Сущие копейки в сравнении с теми убытками, которые понесли частные лица и корпорации из-за сбоев в своих компьютерах и сетях.

Жертвами масштабной кибератаки 27 июня стали компании и государственные структуры во многих странах мира. Вирус блокировал компьютерные системы компаний — на экранах компьютеров появлялось сообщение с требованием перевести на указанный кошелек сумму в биткоинах, эквивалентную $300. Однако больше всего пострадали компании на Украине и в России. По информации компании Group-IB (борьба с киберпреступностью), днем в минувший вторник пострадало более 100 компаний в СНГ, а к вечеру «Лаборатория Касперского» объявила, что счет жертв во всем мире идет на тысячи.
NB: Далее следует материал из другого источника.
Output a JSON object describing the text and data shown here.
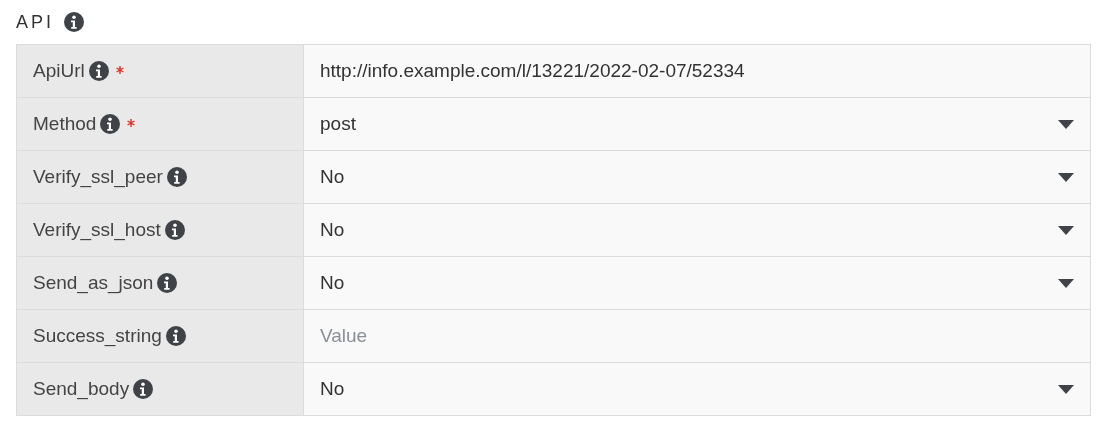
{
  "section": {
    "title": "API"
  },
  "fields": [
    {
      "label": "ApiUrl",
      "required": true,
      "kind": "text",
      "value": "http://info.example.com/l/13221/2022-02-07/52334"
    },
    {
      "label": "Method",
      "required": true,
      "kind": "select",
      "value": "post"
    },
    {
      "label": "Verify_ssl_peer",
      "required": false,
      "kind": "select",
      "value": "No"
    },
    {
      "label": "Verify_ssl_host",
      "required": false,
      "kind": "select",
      "value": "No"
    },
    {
      "label": "Send_as_json",
      "required": false,
      "kind": "select",
      "value": "No"
    },
    {
      "label": "Success_string",
      "required": false,
      "kind": "text",
      "placeholder": "Value"
    },
    {
      "label": "Send_body",
      "required": false,
      "kind": "select",
      "value": "No"
    }
  ]
}
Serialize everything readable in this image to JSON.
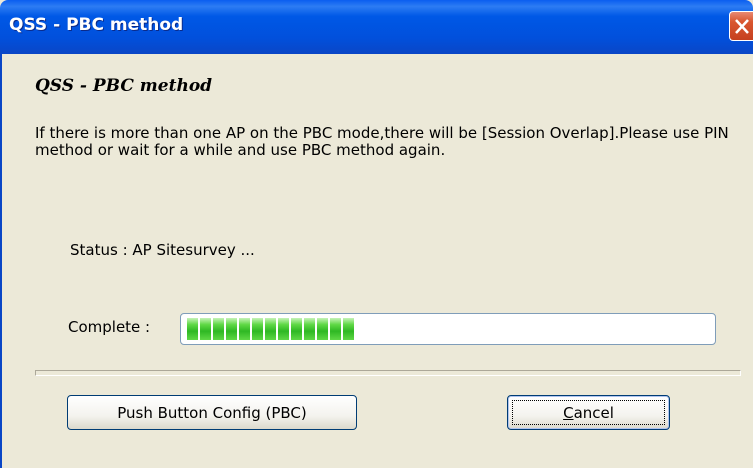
{
  "window": {
    "title": "QSS - PBC method"
  },
  "dialog": {
    "heading": "QSS - PBC method",
    "info_text": "If there is more than one AP on the PBC mode,there will be [Session Overlap].Please use PIN method or wait for a while and use PBC method again.",
    "status_text": "Status : AP Sitesurvey ...",
    "complete_label": "Complete :",
    "progress_fraction": 0.32
  },
  "buttons": {
    "pbc_label": "Push Button Config (PBC)",
    "cancel_label_first": "C",
    "cancel_label_rest": "ancel"
  },
  "icons": {
    "close": "close-icon"
  },
  "colors": {
    "titlebar": "#0058e6",
    "dialog_bg": "#ece9d8",
    "progress_green": "#2fb824",
    "close_red": "#d9562f"
  }
}
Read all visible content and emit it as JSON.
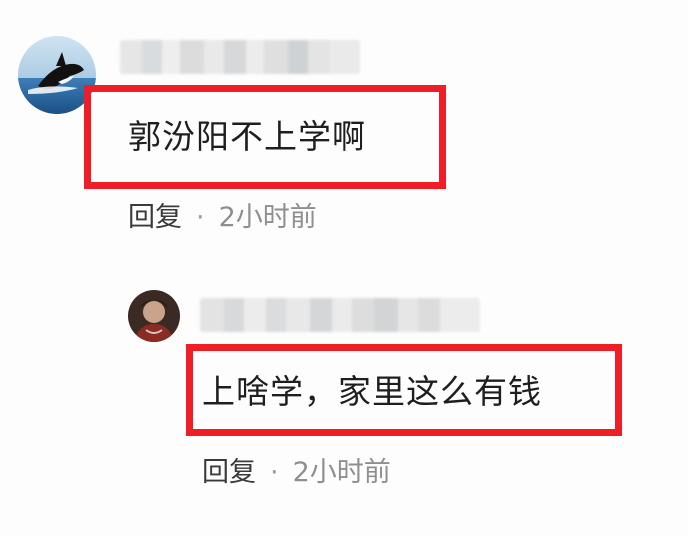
{
  "comments": [
    {
      "text": "郭汾阳不上学啊",
      "reply_label": "回复",
      "separator": "·",
      "time": "2小时前"
    },
    {
      "text": "上啥学，家里这么有钱",
      "reply_label": "回复",
      "separator": "·",
      "time": "2小时前"
    }
  ],
  "colors": {
    "highlight_border": "#ef1d25",
    "reply_text": "#3a3a3a",
    "time_text": "#8f8f8f",
    "background": "#fdfdfd"
  }
}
Вирус распространяется в Windows-системах, но точный механизм его работы пока не известен, сообщил представитель «Доктора Веба». Microsoft известно о ситуации и корпорация проводит расследование, заявил представитель компании.

О хакерских атаках на свои системы заявили компании во Франции и Великобритании.

Не обошёл Petya стороной и Вологодскую область

Хотя, как удалось выяснить РБК, новый компьютерный вирус, поразивший информационные системы тысяч компаний по всему миру, компаниям региона нанёс минимальный ущерб.

В числе единичных пострадавших, о которых стало известно, — медицинская компания Invitro («Инвитро»), информационная инфраструктура которой подверглась кибератаке. Впрочем, как накануне сообщило «РИА Новости», утечки персональных данных клиентов удалось избежать.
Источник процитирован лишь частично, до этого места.